Las cartas de las que hablo me intrigan por varias razones, pero si yo fuera Louise sencillamente me habrían desesperado. Aunque sin estar exentas de frases de amor y expresiones de deseo de ella, de Louise, lo que las constituye es la bitácora exhaustiva de las lamentaciones de un autor en extremo minucioso. Lo poco que adelanta a pesar del tiempo que dedica a su novela; lo inútil que le parece haber empleado tanto tiempo en algo que, al leerlo, le parece tan poca cosa; el grado de exasperación que lo lleva a escribir que padece mareos, opresiones, que querría ``vomitar sobre la mesa'', que todo le da asco: tal es la tortura que la elaboración de Madame Bovary significa para él.

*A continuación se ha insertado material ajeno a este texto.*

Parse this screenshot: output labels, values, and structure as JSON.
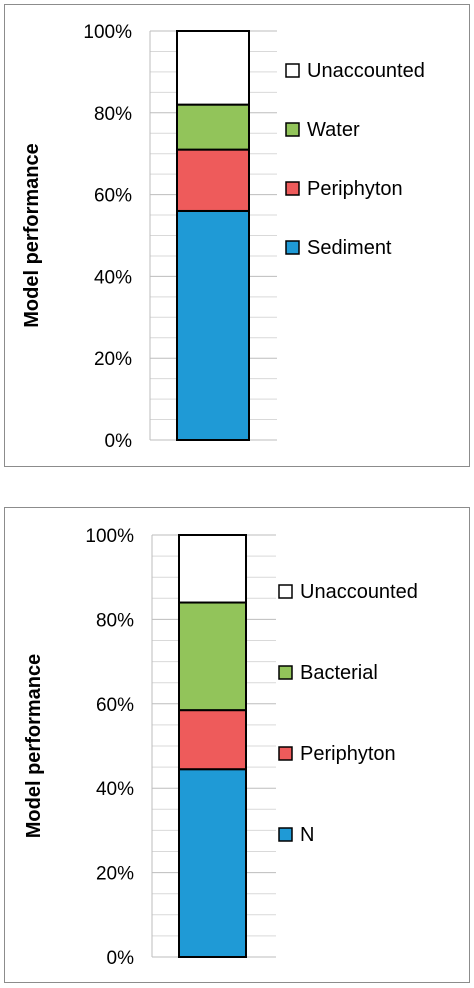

Me parece que si el amor entre Louise y Flaubert estuviera de veras establecido, a la primera carta cargada de semejante dolor y desasosiego, Louise habría abandonado París y su fiesta para por lo menos consolar a Flaubert. Pero entonces, ¿a quién le habría escrito ese tipo de cartas flaubert? Otros autores más bien han consignado sus crisis en las páginas de un Diario. Sin embargo, por lo que se ve, Flaubert lo que necesitaba era lo que Louise podía darle, estar lejos de él, y lamentarse con él, sí; pero de igual modo a distancia.
Quiero decir que, así como me apasiona leer en dichas cartas que Flaubert dudaba de su propio valor; que se daba de topes contra la pared en busca de qué decir, cuando sentía que el hilo de su narración se rompía; que sabía que debía ``privarse de todo si quería hacer algo''; que se afligía de que su madre lo considerara ``huraño y malévolo'', me angustia y me desalienta su capacidad para no haber amado a una mujer hasta encontrarse a su lado mientras ella agonizara, verla perder las arrugas de la vejez, y cuando ella muriera, acercársele, ``verla, hablarle con todo cariño''.
Ese cariño sin límite que Flaubert experimentó, no me cabe duda, por Felicité, una criada, en Un corazón sencillo, al crear al personaje, al escribir su historia; un cariño ilimitado que, tampoco me cabe duda, lo habrá desquiciado al punto de dejarlo exhausto de veras, incapaz de veras de cuando mucho registrar los pormenores de su padecimiento en carta ninguna, a amante ninguna.